Zoid Room: The Black Dreamscape
J. Benjamin Burney: Zoid Room: The Black Dreamscape
The Storeroom
1700 Vine Street, Denver, CO 80206
June 10-August 13, 2022
Admission: Free
Review by Livy Snyder
Appealing to our curiosity, dreams, and affirmations of resilience, J. Benjamin Burney’s exhibition Zoid Room: The Black Dreamscape is an immersive installation suffused with emotion that reorients our perceptions of the world. The exhibit is now on view at The Storeroom in the Capitol Hill neighborhood of Denver through August 13.
Zoid Room: The Black Dreamscape offers a poetic encounter between the passersby walking down Vine Street and the storefront window turned gallery. Peering through the window, it is apparent that Burney has utilized the full potential of the space: the artist has addressed and filled every crevice and corner with thoughtful work. The eye is pulled from one medium to another in the immersive installation, which includes furniture, clothing, collage, paintings on canvas, and photography, and features iconography, symbols, and stories of the Black American experience.
At the edge of the windows facing the street, an assortment of Jet magazines, dolls such as the Christie Barbie, and sports action figures like Terrell Davis line the sill. Each wall of the gallery is painted in the colors blue, red, yellow, and green with hand-written affirmations like “We Still Here” in bold letters. On the blue and yellow walls is a mixed media series, Hold Fast To Dreams—a title drawn from a poem by Langston Hughes. This series assembles the faces of significant Black Americans: historical figures, popular icons, and even victims of police brutality (like Breonna Taylor). Burney uses a style that evokes the works of Romare Bearden and Deborah Roberts—artists who create a broad dialogue engaging American history, Black culture, and popular culture by collaging found imagery from magazines and photographic clippings.
Other mixed media pieces include a hanging plaid shirt with a photographic portrait of the rapper Nipsey Hussle (1985-2019) printed across the back; a sculpture titled Trap Baby Statue that combines a black fist statue—which is a depiction of the popular American folktale Brer Rabbit and the Tar Baby—and a mannequin with a chain hanging over its shoulders; and Sit-In, a piece where Burney invites viewers to sit on a bench on which he has transcribed Dr.
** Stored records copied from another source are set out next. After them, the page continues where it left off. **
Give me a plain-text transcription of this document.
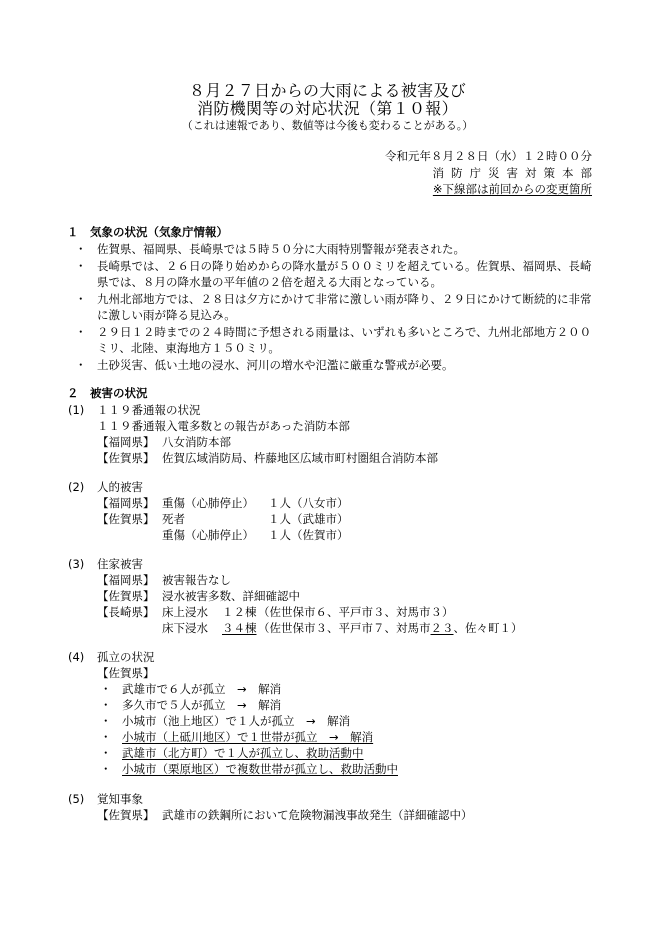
８月２７日からの大雨による被害及び
消防機関等の対応状況（第１０報）
（これは速報であり、数値等は今後も変わることがある。）
令和元年８月２８日（水）１２時００分
消防庁災害対策本部
※下線部は前回からの変更箇所
１　気象の状況（気象庁情報）
・ 佐賀県、福岡県、長崎県では５時５０分に大雨特別警報が発表された。
・ 長崎県では、２６日の降り始めからの降水量が５００ミリを超えている。佐賀県、福岡県、長崎
県では、８月の降水量の平年値の２倍を超える大雨となっている。
・ 九州北部地方では、２８日は夕方にかけて非常に激しい雨が降り、２９日にかけて断続的に非常
に激しい雨が降る見込み。
・ ２９日１２時までの２４時間に予想される雨量は、いずれも多いところで、九州北部地方２００
ミリ、北陸、東海地方１５０ミリ。
・ 土砂災害、低い土地の浸水、河川の増水や氾濫に厳重な警戒が必要。
２　被害の状況
(1) １１９番通報の状況
１１９番通報入電多数との報告があった消防本部
【福岡県】 八女消防本部
【佐賀県】 佐賀広域消防局、杵藤地区広域市町村圏組合消防本部
(2) 人的被害
【福岡県】 重傷（心肺停止） １人（八女市）
【佐賀県】 死者	１人（武雄市）
重傷（心肺停止） １人（佐賀市）
(3) 住家被害
【福岡県】 被害報告なし
【佐賀県】 浸水被害多数、詳細確認中
【長崎県】 床上浸水 １２棟 （佐世保市６、平戸市３、対馬市３）
床下浸水 ３４棟 （佐世保市３、平戸市７、対馬市２３、佐々町１）
(4) 孤立の状況
【佐賀県】
・ 武雄市で６人が孤立　→　解消
・ 多久市で５人が孤立　→　解消
・ 小城市（池上地区）で１人が孤立　→　解消
・ 小城市（上砥川地区）で１世帯が孤立　→　解消
・ 武雄市（北方町）で１人が孤立し、救助活動中
・ 小城市（栗原地区）で複数世帯が孤立し、救助活動中
(5) 覚知事象
【佐賀県】 武雄市の鉄鋼所において危険物漏洩事故発生（詳細確認中）
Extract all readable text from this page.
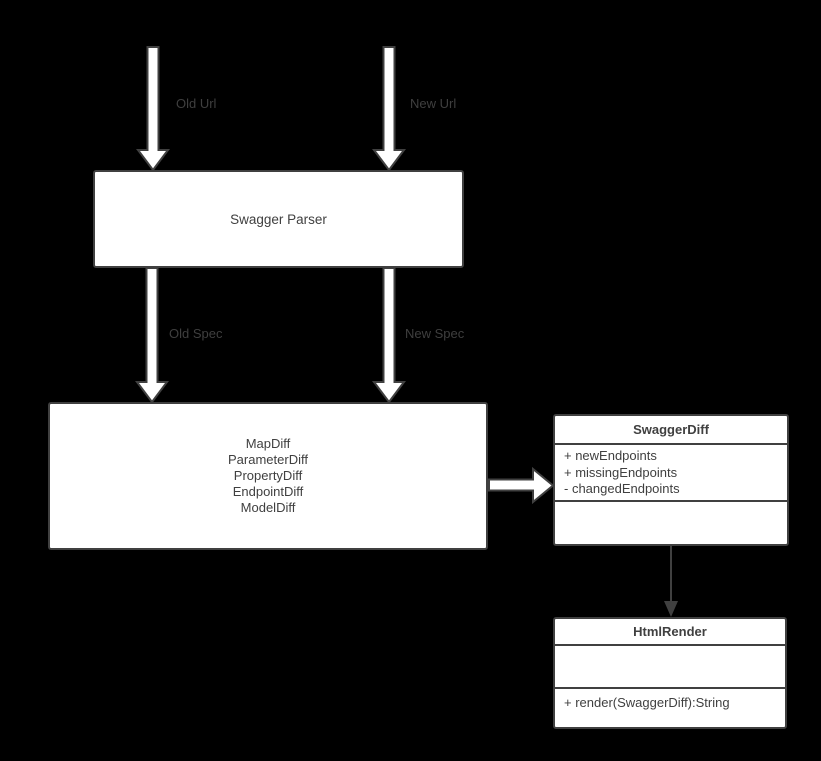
Old Url	New Url
Old Spec	New Spec
Swagger Parser
MapDiff
ParameterDiff
PropertyDiff
EndpointDiff
ModelDiff
SwaggerDiff
+ newEndpoints
+ missingEndpoints
- changedEndpoints
HtmlRender
+ render(SwaggerDiff):String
Martin Luther King Jr.’s speech “I Have A Dream.”
While the exhibition title suggests a dreamscape or a surreal state, this dream is built from the past. Burney points not only to historical figures and icons in popular culture, but also looks at the history of The Storeroom itself. The gallery is located in an area where, historically, African Americans were not allowed to reside due to racist real estate practices in Colorado. [1] As a result of this exhibition, Burney states that the area where we find “the Zoid Room becomes a space that allows for history to be acknowledged and rewritten by your presence, and that to me is an interactive experience that carries weight not only in the waking world, but also in the collective dream of America.” [2]
As the sociologist Ruha Benjamin once reflected, “…imagine and craft the worlds you cannot live without, just as you dismantle the ones you cannot live within.” [3] J. Benjamin Burney’s exhibit is a collaborative gesture which introduces viewers, by way of immersive installation, into another dimension of dreaming. It unravels and reimagines Eurocentric, colonial narratives that have dominated the past, conjuring a liberatory world not quite here yet but still within our grasp.
Livy Onalee Snyder holds a Masters in Humanities from the University of Chicago. Currently, she serves as board president of Denver Digerati and works for punctum books advocating for Open Access.
[1] B. Erin Cole, “Race, Sexuality and Single-Family Zoning in Denver's Park Hill and Capitol Hill Neighborhoods, 1956-1989,” PhD diss, University of New Mexico, 2014: https://digitalrepository.unm.edu/hist_etds/14/?utm_source=digitalrepository.unm.edu%2Fhist_etds%2F14&utm_medium=PDF&utm_campaign=PDFCoverPages.
[2] Interview between the author and Benjamin Burney via email on July 18, 2022.
[3] Ruja Benjamin, Captivating Technology: race, carceral technoscience, and liberatory imagination in everyday life, (Durham and London: Duke University Press, 2019): 14.